Chinese New Year is just around the corner, and many Chinese families have been bustling with activity to spring clean and decorate their homes.
One unlikely Singaporean however, has decided to chip in during this festive period.
Abdullah bin Abdul Rahman has spruced up the entire corridor outside his flat at Blk 117 Tampines St 11 with red and gold, out of his own goodwill.
Thanking his neighbours
Speaking to Mothership, the 36-year-old shared that helping to decorate the area was a gesture of gratitude on his part to his neighbours.
After his father's passing in December 2020, the family had been staying at his sister's house instead.
While they were absent, his neighbours helped to water his plants and keep the corridor clean.

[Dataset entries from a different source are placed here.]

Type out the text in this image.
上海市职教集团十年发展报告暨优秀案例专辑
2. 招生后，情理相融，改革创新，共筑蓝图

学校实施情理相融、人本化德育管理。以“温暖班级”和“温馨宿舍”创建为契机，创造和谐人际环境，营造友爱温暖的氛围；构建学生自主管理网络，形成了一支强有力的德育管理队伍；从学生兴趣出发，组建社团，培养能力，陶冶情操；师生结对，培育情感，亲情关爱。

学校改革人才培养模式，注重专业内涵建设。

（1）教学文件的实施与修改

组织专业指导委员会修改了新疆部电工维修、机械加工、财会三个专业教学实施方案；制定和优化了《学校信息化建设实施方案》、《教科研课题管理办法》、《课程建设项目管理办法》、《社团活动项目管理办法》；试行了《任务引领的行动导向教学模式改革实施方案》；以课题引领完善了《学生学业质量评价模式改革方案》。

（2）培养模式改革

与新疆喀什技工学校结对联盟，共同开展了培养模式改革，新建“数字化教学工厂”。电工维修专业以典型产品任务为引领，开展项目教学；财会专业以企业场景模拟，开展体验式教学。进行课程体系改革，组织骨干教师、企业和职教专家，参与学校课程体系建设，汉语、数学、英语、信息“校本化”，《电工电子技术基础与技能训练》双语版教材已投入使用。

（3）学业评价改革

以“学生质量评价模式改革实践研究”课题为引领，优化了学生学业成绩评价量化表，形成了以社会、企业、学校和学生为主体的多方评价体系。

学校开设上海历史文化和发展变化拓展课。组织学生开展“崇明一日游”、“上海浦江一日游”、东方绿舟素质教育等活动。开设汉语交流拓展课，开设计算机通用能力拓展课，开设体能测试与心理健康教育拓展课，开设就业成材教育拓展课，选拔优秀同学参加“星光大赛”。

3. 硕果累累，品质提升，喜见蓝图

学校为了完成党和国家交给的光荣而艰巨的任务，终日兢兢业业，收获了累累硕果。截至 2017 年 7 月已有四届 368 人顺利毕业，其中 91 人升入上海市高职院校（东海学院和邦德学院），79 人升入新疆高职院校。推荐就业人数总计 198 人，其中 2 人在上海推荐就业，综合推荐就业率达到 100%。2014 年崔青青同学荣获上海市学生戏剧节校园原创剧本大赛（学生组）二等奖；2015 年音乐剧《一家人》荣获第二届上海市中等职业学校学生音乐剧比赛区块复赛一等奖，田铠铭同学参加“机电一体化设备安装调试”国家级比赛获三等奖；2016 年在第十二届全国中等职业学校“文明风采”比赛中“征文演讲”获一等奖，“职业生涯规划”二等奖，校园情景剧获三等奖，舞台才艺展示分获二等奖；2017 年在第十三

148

"Like kampung style, people here are very nice, so I wanted to say 'thank you' to them," Abdullah said.
Additionally, many of his neighbours are elderly.
Thinking that climbing up and down to paste and tape the decorations on walls and ceilings would be much too tedious for the old folks, Abdullah decided to take on the task of decorating himself.

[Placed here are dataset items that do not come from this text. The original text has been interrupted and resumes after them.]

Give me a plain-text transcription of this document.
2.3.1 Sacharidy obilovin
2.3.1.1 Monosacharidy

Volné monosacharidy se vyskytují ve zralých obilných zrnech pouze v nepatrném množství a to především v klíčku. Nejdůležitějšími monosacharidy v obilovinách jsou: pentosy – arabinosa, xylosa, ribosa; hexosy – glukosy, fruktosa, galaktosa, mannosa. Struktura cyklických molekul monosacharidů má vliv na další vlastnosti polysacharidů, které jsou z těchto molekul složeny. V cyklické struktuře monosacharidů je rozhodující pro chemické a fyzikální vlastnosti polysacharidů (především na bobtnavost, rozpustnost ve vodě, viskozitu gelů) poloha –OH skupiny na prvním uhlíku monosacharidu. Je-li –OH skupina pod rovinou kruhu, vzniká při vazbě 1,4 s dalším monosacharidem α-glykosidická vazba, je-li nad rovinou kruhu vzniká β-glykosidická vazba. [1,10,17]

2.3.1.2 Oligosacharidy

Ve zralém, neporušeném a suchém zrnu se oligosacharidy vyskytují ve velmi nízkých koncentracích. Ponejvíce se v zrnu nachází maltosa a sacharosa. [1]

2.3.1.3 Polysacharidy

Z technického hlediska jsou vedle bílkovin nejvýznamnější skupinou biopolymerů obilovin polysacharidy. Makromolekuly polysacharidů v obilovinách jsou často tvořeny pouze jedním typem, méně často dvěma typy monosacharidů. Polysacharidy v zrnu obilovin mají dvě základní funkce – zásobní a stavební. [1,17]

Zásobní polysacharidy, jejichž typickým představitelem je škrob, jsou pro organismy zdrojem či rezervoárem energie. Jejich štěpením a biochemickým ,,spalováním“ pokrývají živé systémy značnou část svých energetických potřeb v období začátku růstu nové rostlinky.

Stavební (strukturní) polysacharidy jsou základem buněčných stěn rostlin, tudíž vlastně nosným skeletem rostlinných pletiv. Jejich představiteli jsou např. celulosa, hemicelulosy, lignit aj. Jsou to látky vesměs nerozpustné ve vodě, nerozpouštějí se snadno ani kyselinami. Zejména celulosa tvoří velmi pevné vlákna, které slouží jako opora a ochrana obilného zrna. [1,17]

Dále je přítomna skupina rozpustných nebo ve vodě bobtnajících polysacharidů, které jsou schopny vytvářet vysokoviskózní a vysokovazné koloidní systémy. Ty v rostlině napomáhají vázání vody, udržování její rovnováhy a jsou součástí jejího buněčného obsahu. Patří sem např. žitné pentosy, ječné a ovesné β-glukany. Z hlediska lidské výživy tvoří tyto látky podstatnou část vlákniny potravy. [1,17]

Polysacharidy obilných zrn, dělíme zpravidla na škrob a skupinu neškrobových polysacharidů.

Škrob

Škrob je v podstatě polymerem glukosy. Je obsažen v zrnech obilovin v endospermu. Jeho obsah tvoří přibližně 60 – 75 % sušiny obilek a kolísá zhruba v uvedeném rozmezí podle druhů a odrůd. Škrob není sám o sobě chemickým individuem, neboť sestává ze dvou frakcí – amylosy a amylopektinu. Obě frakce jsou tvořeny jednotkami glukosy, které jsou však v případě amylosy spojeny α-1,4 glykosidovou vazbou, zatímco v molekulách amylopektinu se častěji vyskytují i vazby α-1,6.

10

"And the [Year of the Ox] is actually my birth year," he quipped.
Asks Chinese friends and shopkeepers for help
Of course, buying the decorations have earned Abdullah some curious remarks, as an atypical customer.
"You Malay can do ah?" — was one of the questions a shopkeeper asked him.

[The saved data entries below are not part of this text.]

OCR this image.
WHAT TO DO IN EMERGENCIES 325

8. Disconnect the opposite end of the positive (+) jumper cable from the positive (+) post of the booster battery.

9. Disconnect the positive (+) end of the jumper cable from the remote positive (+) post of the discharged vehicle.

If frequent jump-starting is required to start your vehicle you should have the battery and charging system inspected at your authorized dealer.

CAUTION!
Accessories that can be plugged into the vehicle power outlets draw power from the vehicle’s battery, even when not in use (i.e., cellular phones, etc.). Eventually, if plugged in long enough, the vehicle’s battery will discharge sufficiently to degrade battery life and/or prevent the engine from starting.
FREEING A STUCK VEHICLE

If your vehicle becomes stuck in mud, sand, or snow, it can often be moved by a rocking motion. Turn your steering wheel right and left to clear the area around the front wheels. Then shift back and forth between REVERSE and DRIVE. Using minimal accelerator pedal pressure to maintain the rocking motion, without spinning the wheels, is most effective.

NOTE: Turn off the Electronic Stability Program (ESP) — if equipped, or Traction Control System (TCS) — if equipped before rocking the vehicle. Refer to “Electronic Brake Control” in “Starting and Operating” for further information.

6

To which he responded: "'Why cannot do?' I say. Nothing wrong, this is all culture, not religion."
Fortunately, upon explaining the reason behind buying Chinese New Year decorations, the shopkeepers reacted with happiness at what he was doing, Abdullah said. Some have even given him decorations for free.
But how does he choose the decorations, especially those adorned with Mandarin text?
Aside from getting advice from shopkeepers, Abdullah says that whenever he picks out or uses the decorations, he will message a Chinese friend for help — "like this wording, is it supposed to be on the left or right?"
It seems that this initiative Abdullah started is a whole-of-community effort, with various people from the neighbourhood supporting him.
"Doesn't mean that Chinese can only do for Chinese New Year, Malay can only do for Hari Raya, Indian can only do for Deepavali," he said.
Decorates in his free time
Abdullah shares that he first started putting up the decorations in mid-January.
As he works full-time at a pet shop, he has been doing this bit by bit in his free time.
The corridor outside his unit is festooned with red fairy lights, faux red flowers and dangling pineapple decor.
Another corridor is also adorned with red tasseled decorations at regular intervals.
Abdullah was quick to assure me that the decorations are not yet complete, and that he will be done by the coming Monday.
Despite the sizeable number of ornamentations Abdullah has garnered, he shares that he only spent around S$100.
Some of the pieces are old ones shopkeepers have donated to him, which he subsequently mended and spruced up.
However, money is no issue for Abdullah. After all, the only thing he wants is for "the people to be happy, that's all, [especially] during this kind of period, where people can't go out."
And clearly, his efforts have paid off.
"The ah ma and ah gong were so happy!" Abdullah exclaimed. His Malay neighbours on the same floor have been quite encouraging as well.
And although this might be the first time he has decided to do this, it definitely won't be the last, he said.
For Abdullah, others' happiness means as much to him as his own.